I was listening to the radio as I was driving in my car, and the lyrics in the song struck me. It went something like this, “Cancer doesn’t discriminate or care if you’re just 38.” I thought to myself, “Well, yes it does.” Cancer has always been and remains a disease of aging. Perhaps the greatest risk factor for cancer, in general, is old age. As I wrote in an article a few years ago, “the real face of cancer has wrinkles.” According to National Cancer Institute data, the average age at cancer diagnosis is 66. Less than six percent of cases are diagnosed in people age 35 to 44, and for those younger than 35, cancer rates are lower still.
This song also made me think of a question about ovarian cancer my colleague recently received from a reporter. The reporter wanted to know if ovarian cancer treatment affected a woman’s ability to have children. Of course, it does, but what the reporter failed to recognize was that the majority of women diagnosed with ovarian cancer are beyond their childbearing years.
When, I hear or read such things, I worry that there is a misperception that cancer is more common among younger adults than is factually true. I worry because misperceptions about cancer create fear, and fear causes people to take actions that may not be medically necessary or even beneficial.
Now I recognize that even though the odds are most definitely in favor of those under 66, if you happen to be one of the rare but unfortunate individuals diagnosed at a younger age, these odds do not bring much comfort. This, however is where personalized cancer medicine may have its greatest impact. It has the potential to use science to identify those who need and will benefit from intervention—the six percent, if you will—and, at the same time, identifies who can be left alone. Currently, many cancer experts suspect that the general population is being over screened, and those at the greatest risk for cancer are under screened. Kimmel Cancer Center scientists are working to set a new standard, using their discoveries to develop a model that would appropriately screen those at greatest risk but move away from over screening those who don’t need it.
Similar progress can be made in treatment. In the latest issue of Promise & Progress I write about a study led by urologist Dr. H. Ballentine Carter that finds no harm in delaying treatment in men over 65 who have low-grade prostate cancer. Instead, he says, the best option may be a watch and wait approach in which the patient’s cancer is closely monitored. More than 200,000 men in the U.S. are diagnosed each year with prostate cancer, and the majority of them have a low risk of dying from their disease if treatment is deferred, Dr. Carter says. Yet, shockingly, more than 90 percent of these men choose some form of treatment.
It is important to understand that excessive screening and treatment does not save or improve lives. Every intervention comes with its own set of risks. Personalized cancer medicine strives to reduce risks and enhance benefits. As our Kimmel Cancer Center Director says, “it gets the right treatments to the right people at the right time.”
My mum passed away from cancer and my wife now has Leukaemia. She is a 50 year old medical doctor who has lived in excellent health for years, lived what by many standards would be a very healthy life style. I believe, however, that she lived with too much stress, drank too little pure water (hardly any), did not eat enough nutritious food on a regular basis (often skipped breakfast and lived on sugar snacks all day) and therefore ate too much sugar.

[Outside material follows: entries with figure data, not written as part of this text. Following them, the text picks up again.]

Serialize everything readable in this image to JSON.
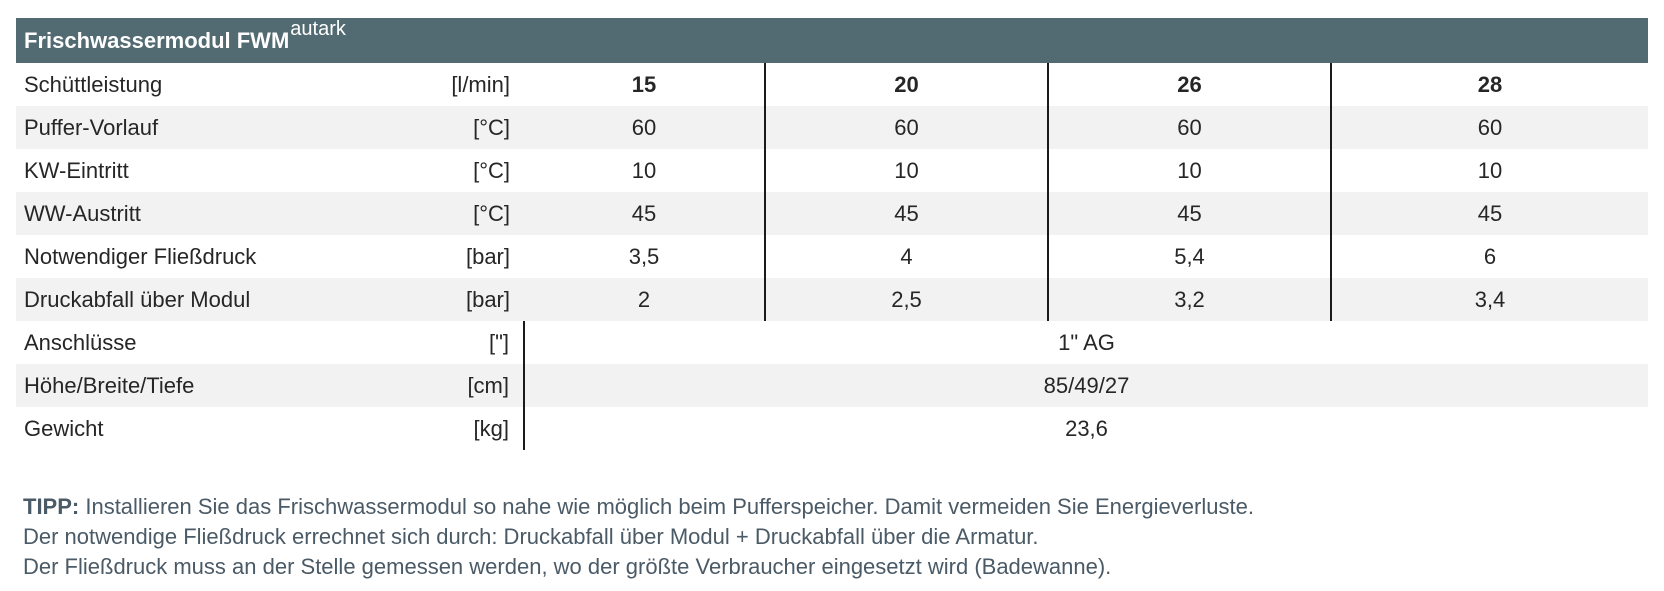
{
  "header": {
    "title": "Frischwassermodul FWM",
    "title_superscript": "autark",
    "background_color": "#526a72"
  },
  "table": {
    "rows": [
      {
        "label": "Schüttleistung",
        "unit": "[l/min]",
        "values": [
          "15",
          "20",
          "26",
          "28"
        ],
        "bold": true
      },
      {
        "label": "Puffer-Vorlauf",
        "unit": "[°C]",
        "values": [
          "60",
          "60",
          "60",
          "60"
        ]
      },
      {
        "label": "KW-Eintritt",
        "unit": "[°C]",
        "values": [
          "10",
          "10",
          "10",
          "10"
        ]
      },
      {
        "label": "WW-Austritt",
        "unit": "[°C]",
        "values": [
          "45",
          "45",
          "45",
          "45"
        ]
      },
      {
        "label": "Notwendiger Fließdruck",
        "unit": "[bar]",
        "values": [
          "3,5",
          "4",
          "5,4",
          "6"
        ]
      },
      {
        "label": "Druckabfall über Modul",
        "unit": "[bar]",
        "values": [
          "2",
          "2,5",
          "3,2",
          "3,4"
        ]
      }
    ],
    "merged_rows": [
      {
        "label": "Anschlüsse",
        "unit": "[\"]",
        "value": "1\" AG"
      },
      {
        "label": "Höhe/Breite/Tiefe",
        "unit": "[cm]",
        "value": "85/49/27"
      },
      {
        "label": "Gewicht",
        "unit": "[kg]",
        "value": "23,6"
      }
    ]
  },
  "notes": {
    "tip_label": "TIPP:",
    "tip_text": " Installieren Sie das Frischwassermodul so nahe wie möglich beim Pufferspeicher. Damit vermeiden Sie Energieverluste.",
    "line2": "Der notwendige Fließdruck errechnet sich durch: Druckabfall über Modul + Druckabfall über die Armatur.",
    "line3": "Der Fließdruck muss an der Stelle gemessen werden, wo der größte Verbraucher eingesetzt wird (Badewanne)."
  }
}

I have long believed in alternative medicines as my chronic asthma was significantly improved by a chiropractor who gave me a life when I was 15...after years and years of seeing many people chemically based medicine with no great results exempt a dependance on stronger and stinger medications. Not nearly 50, a change to a raw food diet has finally seen the end of my asthma, and for the first time in my life since early childhood I am drug free...to the amazement of my wife and her medical friends.
I am telling you all this as background to my question which is this:
There is a lot of information coming my way that cancer can only live in an acid environment and that the PH level of the body is therefore critical to the development and treatment of cancer.
Your web site page http://www.hopkinsmedicine.org/kimmel_cancer_center/news_events/featured/cancer_update_email_it_is_a_hoax.html did not address this question although it was stated in the hoax email.
I wonder if you would be kind enough to address it here.
A healthy diet is a win-win. We know eating and living healthy can help prevent a variety of diseases, including cancer. That said, I spoke to one of our leading Cancer Prevention and Control experts who told me that, while plausible, there currently are no systematic scientific studies that define how ph level affects cancer. The science just isn't in yet. Remember, the tumor microenvironment can be very different than the environment of the rest of the body. Our expert said tumors can switch to an alternative energy production pathway to create an acidic microenvironment, regardless of the food we eat.
Yes absolutely true. Healthy living and eating help to prevent cancer.